I read the story about Manny Evans and his mother Annisha Evans in this morning's Toledo Blade.  Naturally The Blade wouldn't publish the article on line, so screw 'em.  Here's the article as published in two other news sites: PhillyBurbs and Cincinnati.  Manny is seven years old and has neurofibromatosis. Annisha Evans has two other children, is unemployed, and is unable to care for Manny at home.  Therefore, Manny lives at Cincinnati Children's Hospital Medical Center in Cincinnati, Ohio.  The cost for Manny's room is about $3000 per day.  Medicaid pays $1000 and the hospital writes off the rest as a bad debt.  Manny has been living at the hospital for the last four years, which amounts to $365,000 per year plus handling costs from the government workers at medicaid, and this is just the room.  If we believe the article, four or five children in the same situation exist at this hospital.

Granted that this is one case, making it anecdotal evidence of the high cost of medical care for the uninsured.  However, if Obama's health care plan becomes law, how much longer before this case is no longer anecdotal, and who is going to set the spending cap?  Or is the government just going to keep on spending?

2 comments:

Hooda Thunkit (Dave Zawodny) said...

The Gubmint will keep on spending; that's all that they know how to do.

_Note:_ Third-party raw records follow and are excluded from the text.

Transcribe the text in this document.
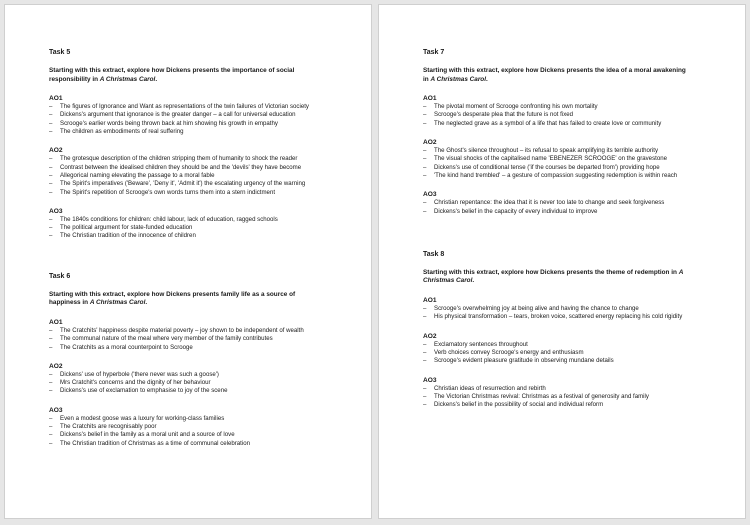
Task 5
Starting with this extract, explore how Dickens presents the importance of social responsibility in A Christmas Carol.
AO1
– The figures of Ignorance and Want as representations of the twin failures of Victorian society
– Dickens's argument that ignorance is the greater danger – a call for universal education
– Scrooge's earlier words being thrown back at him showing his growth in empathy
– The children as embodiments of real suffering
AO2
– The grotesque description of the children stripping them of humanity to shock the reader
– Contrast between the idealised children they should be and the 'devils' they have become
– Allegorical naming elevating the passage to a moral fable
– The Spirit's imperatives ('Beware', 'Deny it', 'Admit it') the escalating urgency of the warning
– The Spirit's repetition of Scrooge's own words turns them into a stern indictment
AO3
– The 1840s conditions for children: child labour, lack of education, ragged schools
– The political argument for state-funded education
– The Christian tradition of the innocence of children
Task 6
Starting with this extract, explore how Dickens presents family life as a source of happiness in A Christmas Carol.
AO1
– The Cratchits' happiness despite material poverty – joy shown to be independent of wealth
– The communal nature of the meal where very member of the family contributes
– The Cratchits as a moral counterpoint to Scrooge
AO2
– Dickens' use of hyperbole ('there never was such a goose')
– Mrs Cratchit's concerns and the dignity of her behaviour
– Dickens's use of exclamation to emphasise to joy of the scene
AO3
– Even a modest goose was a luxury for working-class families
– The Cratchits are recognisably poor
– Dickens's belief in the family as a moral unit and a source of love
– The Christian tradition of Christmas as a time of communal celebration
Task 7
Starting with this extract, explore how Dickens presents the idea of a moral awakening in A Christmas Carol.
AO1
– The pivotal moment of Scrooge confronting his own mortality
– Scrooge's desperate plea that the future is not fixed
– The neglected grave as a symbol of a life that has failed to create love or community
AO2
– The Ghost's silence throughout – its refusal to speak amplifying its terrible authority
– The visual shocks of the capitalised name 'EBENEZER SCROOGE' on the gravestone
– Dickens's use of conditional tense ('if the courses be departed from') providing hope
– 'The kind hand trembled' – a gesture of compassion suggesting redemption is within reach
AO3
– Christian repentance: the idea that it is never too late to change and seek forgiveness
– Dickens's belief in the capacity of every individual to improve
Task 8
Starting with this extract, explore how Dickens presents the theme of redemption in A Christmas Carol.
AO1
– Scrooge's overwhelming joy at being alive and having the chance to change
– His physical transformation – tears, broken voice, scattered energy replacing his cold rigidity
AO2
– Exclamatory sentences throughout
– Verb choices convey Scrooge's energy and enthusiasm
– Scrooge's evident pleasure gratitude in observing mundane details
AO3
– Christian ideas of resurrection and rebirth
– The Victorian Christmas revival: Christmas as a festival of generosity and family
– Dickens's belief in the possibility of social and individual reform
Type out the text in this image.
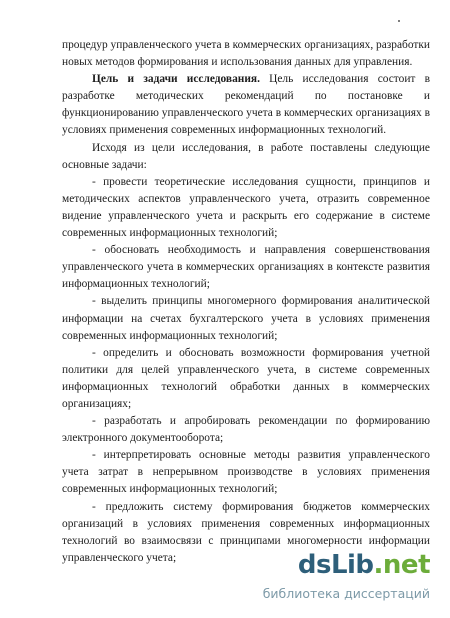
процедур управленческого учета в коммерческих организациях, разработки новых методов формирования и использования данных для управления.

Цель и задачи исследования. Цель исследования состоит в разработке методических рекомендаций по постановке и функционированию управленческого учета в коммерческих организациях в условиях применения современных информационных технологий.

Исходя из цели исследования, в работе поставлены следующие основные задачи:

- провести теоретические исследования сущности, принципов и методических аспектов управленческого учета, отразить современное видение управленческого учета и раскрыть его содержание в системе современных информационных технологий;

- обосновать необходимость и направления совершенствования управленческого учета в коммерческих организациях в контексте развития информационных технологий;

- выделить принципы многомерного формирования аналитической информации на счетах бухгалтерского учета в условиях применения современных информационных технологий;

- определить и обосновать возможности формирования учетной политики для целей управленческого учета, в системе современных информационных технологий обработки данных в коммерческих организациях;

- разработать и апробировать рекомендации по формированию электронного документооборота;

- интерпретировать основные методы развития управленческого учета затрат в непрерывном производстве в условиях применения современных информационных технологий;

- предложить систему формирования бюджетов коммерческих организаций в условиях применения современных информационных технологий во взаимосвязи с принципами многомерности информации управленческого учета;	dsLib.net
библиотека диссертаций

"If we can save help just one child. . ."

But what if we put the shoe on the other foot, the Parent's?

How long would this or any parent keep paying out of their very own pocket and with what expectation (long term)?

As long as somebody else is willing to pay though, money is never the issue and neither is the quality of life.

What the medical professionals need is a set of guidelines, some objective and realistic expectations and a whole lot of uncommon sense in cases like this.


For in reality, what are they really doing here, making the child's life tolerable until he/she outgrows the condition, or are they just reinforcing a false hope in the face of the stark reality of the inevitability of the situation?

Mad Jack said...

Exactly. The parents will very likely continue to spend until they can borrow no more from anyone. They will then have to face the issue squarely, which they've been dodging. Don't get me wrong, because I'd do the same thing, I think. It's when someone else's money is being spent that limits must be set.

Quality of life is something that should be considered more often than not, and it isn't.